# downloadmanager



## neuling (13. Nov 2003)

hi
ich will mir eine art download manager machen. der hat noch ein paar macken, doch für euch wird das eine kleine sache sein.
ich dachte mir ich gib euch das proggy und ihr sagt mir wie ich es verbessern muss, oder ihr macht es gleich  8)   
das wär einfacher 

ich checke das mit den variabelen nicht so... in welcher form man sie eingibt wie sie lauten müssen und wo sie hin müssen.

funktion soll so sein:
eingabe feld öffnet sich, ich gebe zb: www.abc.de/movie.mpg
dann muss ich auf den link der dann da steht als 'download' mir rechts anklicken und speichern unter,...

weil manche sachen zb. flashs nich einfach so saugen kann...

man kann das mit einem link machen, dachte man macht ein teil das man nur eintröt und nicht immer neu...

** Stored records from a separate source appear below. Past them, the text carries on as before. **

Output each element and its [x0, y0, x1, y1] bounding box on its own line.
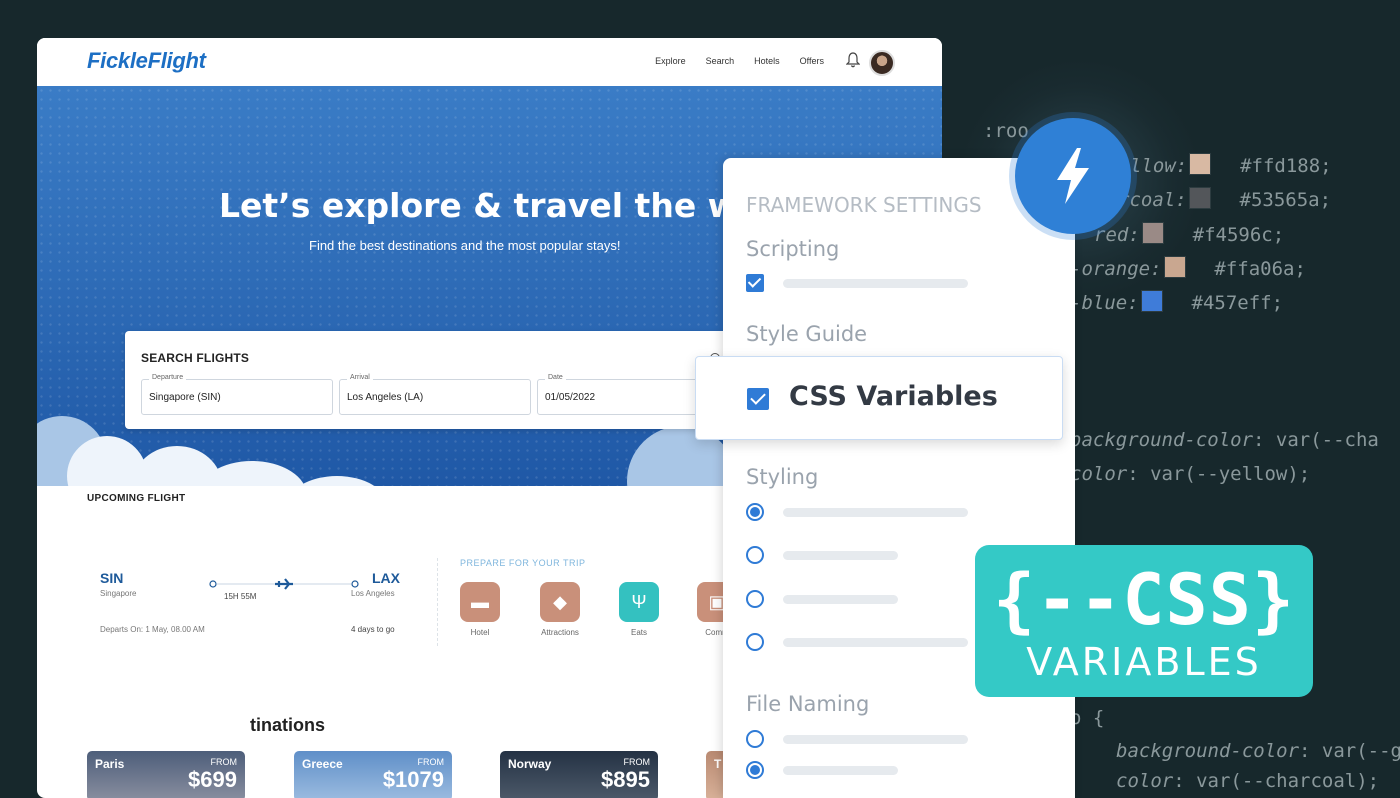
- top-nav: FickleFlight Explore Search Hotels Offer…: [37, 38, 942, 86]
- swatch-red: [1141, 222, 1164, 244]
- file-naming-radio-1[interactable]: [746, 730, 764, 748]
- logo[interactable]: FickleFlight: [87, 48, 206, 74]
- destination-card-norway[interactable]: Norway FROM $895: [500, 751, 658, 798]
- hero-subtitle: Find the best destinations and the most …: [309, 238, 621, 253]
- nav-offers[interactable]: Offers: [800, 56, 824, 66]
- css-variables-label: CSS Variables: [789, 381, 998, 412]
- code-rule2-open: o {: [1070, 707, 1105, 729]
- arrival-field[interactable]: Arrival Los Angeles (LA): [339, 374, 531, 415]
- upcoming-flight-title: UPCOMING FLIGHT: [87, 493, 186, 504]
- section-file-naming: File Naming: [746, 692, 870, 716]
- prepare-trip-title: PREPARE FOR YOUR TRIP: [460, 558, 586, 568]
- service-eats[interactable]: Ψ Eats: [609, 582, 669, 637]
- bell-icon[interactable]: [846, 52, 860, 68]
- badge-title: {--CSS}: [992, 559, 1295, 641]
- to-code: LAX: [372, 570, 400, 586]
- code-root: :roo: [983, 120, 1029, 142]
- code-var-orange: -orange: #ffa06a;: [1070, 256, 1306, 280]
- code-var-red: red: #f4596c;: [1094, 222, 1285, 246]
- section-styling: Styling: [746, 465, 819, 489]
- from-city: Singapore: [100, 589, 137, 598]
- upcoming-flight-card[interactable]: SIN Singapore 15H 55M LAX Los Angeles De…: [87, 563, 437, 673]
- flight-path: [209, 577, 359, 590]
- ticket-icon: ◆: [540, 582, 580, 622]
- cutlery-icon: Ψ: [619, 582, 659, 622]
- code-rule2-bg: background-color: var(--g: [1116, 740, 1400, 762]
- code-var-blue: -blue: #457eff;: [1070, 290, 1284, 314]
- option-placeholder: [783, 508, 968, 517]
- option-placeholder: [783, 766, 898, 775]
- code-var-yellow: llow: #ffd188;: [1130, 153, 1332, 177]
- depart-time: Departs On: 1 May, 08.00 AM: [100, 625, 205, 634]
- days-to-go: 4 days to go: [351, 625, 395, 634]
- option-placeholder: [783, 551, 898, 560]
- divider: [437, 558, 438, 646]
- styling-radio-2[interactable]: [746, 546, 764, 564]
- hero-title: Let’s explore & travel the wor: [219, 186, 778, 225]
- code-rule2-color: color: var(--charcoal);: [1116, 770, 1380, 792]
- css-variables-option[interactable]: CSS Variables: [695, 356, 1063, 440]
- scripting-checkbox[interactable]: [746, 274, 764, 292]
- code-rule1-color: color: var(--yellow);: [1070, 463, 1311, 485]
- lightning-icon: [1015, 118, 1131, 234]
- swatch-orange: [1163, 256, 1186, 278]
- option-placeholder: [783, 735, 968, 744]
- swatch-yellow: [1189, 153, 1212, 175]
- option-placeholder: [783, 595, 898, 604]
- nav-hotels[interactable]: Hotels: [754, 56, 780, 66]
- destinations-title: tinations: [250, 715, 325, 735]
- from-code: SIN: [100, 570, 124, 586]
- bed-icon: ▬: [460, 582, 500, 622]
- framework-settings-panel: FRAMEWORK SETTINGS Scripting Style Guide…: [723, 158, 1075, 798]
- avatar[interactable]: [869, 50, 895, 76]
- styling-radio-1[interactable]: [746, 503, 764, 521]
- swatch-blue: [1140, 290, 1163, 312]
- section-style-guide: Style Guide: [746, 322, 868, 346]
- styling-radio-3[interactable]: [746, 590, 764, 608]
- code-var-charcoal: rcoal: #53565a;: [1118, 187, 1332, 211]
- option-placeholder: [783, 638, 968, 647]
- nav-search[interactable]: Search: [706, 56, 735, 66]
- css-variables-checkbox[interactable]: [747, 388, 769, 410]
- swatch-charcoal: [1188, 187, 1211, 209]
- code-rule1-bg: background-color: var(--cha: [1070, 429, 1379, 451]
- panel-title: FRAMEWORK SETTINGS: [746, 193, 982, 217]
- badge-subtitle: VARIABLES: [1026, 640, 1262, 684]
- service-attractions[interactable]: ◆ Attractions: [530, 582, 590, 637]
- section-scripting: Scripting: [746, 237, 840, 261]
- departure-field[interactable]: Departure Singapore (SIN): [141, 374, 333, 415]
- nav-links: Explore Search Hotels Offers: [655, 56, 824, 66]
- nav-explore[interactable]: Explore: [655, 56, 686, 66]
- css-variables-badge: {--CSS} VARIABLES: [975, 545, 1313, 697]
- destination-card-greece[interactable]: Greece FROM $1079: [294, 751, 452, 798]
- search-flights-title: SEARCH FLIGHTS: [141, 351, 250, 365]
- styling-radio-4[interactable]: [746, 633, 764, 651]
- flight-duration: 15H 55M: [224, 592, 257, 601]
- destination-card-paris[interactable]: Paris FROM $699: [87, 751, 245, 798]
- service-hotel[interactable]: ▬ Hotel: [450, 582, 510, 637]
- file-naming-radio-2[interactable]: [746, 761, 764, 779]
- option-placeholder: [783, 279, 968, 288]
- to-city: Los Angeles: [351, 589, 395, 598]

thx alle die mir helfen können


----------



## neuling (13. Nov 2003)

hmm kann nix hoch laden. 
gib euch den quelltext, könnt es ja dann selber in .html machen 

thx all


quelltext:




_________________


<html>
<head>


<a href= 'm1'
*Download*
<a>

-->

</script>
<script language="JavaScript" type="text/javascript">
<!--
var m1, i;

value=prompt("Please enter Download-Adress!","");
if (value==m1) {

}
//-->
</script>



</head>
</html>


----------



## Guest (14. Nov 2003)

hallo??? :roll:


----------



## Dantes (26. Nov 2003)

Hallo,

leider binich auch nur Anfänger und verstehe auch noch nicht ganz, was du eigentlich möchtest.
Dennoch hab ich mal was geschrieben, was vielleicht einen Anstoß geben kann. Das Problem ist, im Prinzip handelt es sich hierbei nicht um einen Download-Manager, sondern nur um einen Code, der den gewünschten Pfad ausführt, d.h. handelt es sich um eine Seite wird diese geöffnet, handelt es sich um einen Pfad, der zu einer downloadbaren Datei führt, so öffnet sich das Download-Fenster.

<html> 
 <head> 

  </script> 
   <script language="JavaScript" type="text/javascript"> 
   <!-- 
    var seite = prompt("Please enter Download-Adress!",""); 

   function opendat()
   {

    if(seite.substring(0,4)!="http")
     {
      seite="http://" + seite;
     }
    window.open(seite);
   }

//--> 
</script> 

 </head> 

 <body>
  <input type="button" value="Download" onClick=opendat();>
 </body>

</html>

Hoffe du kannst was damit anfangen

Gruß Dantes


----------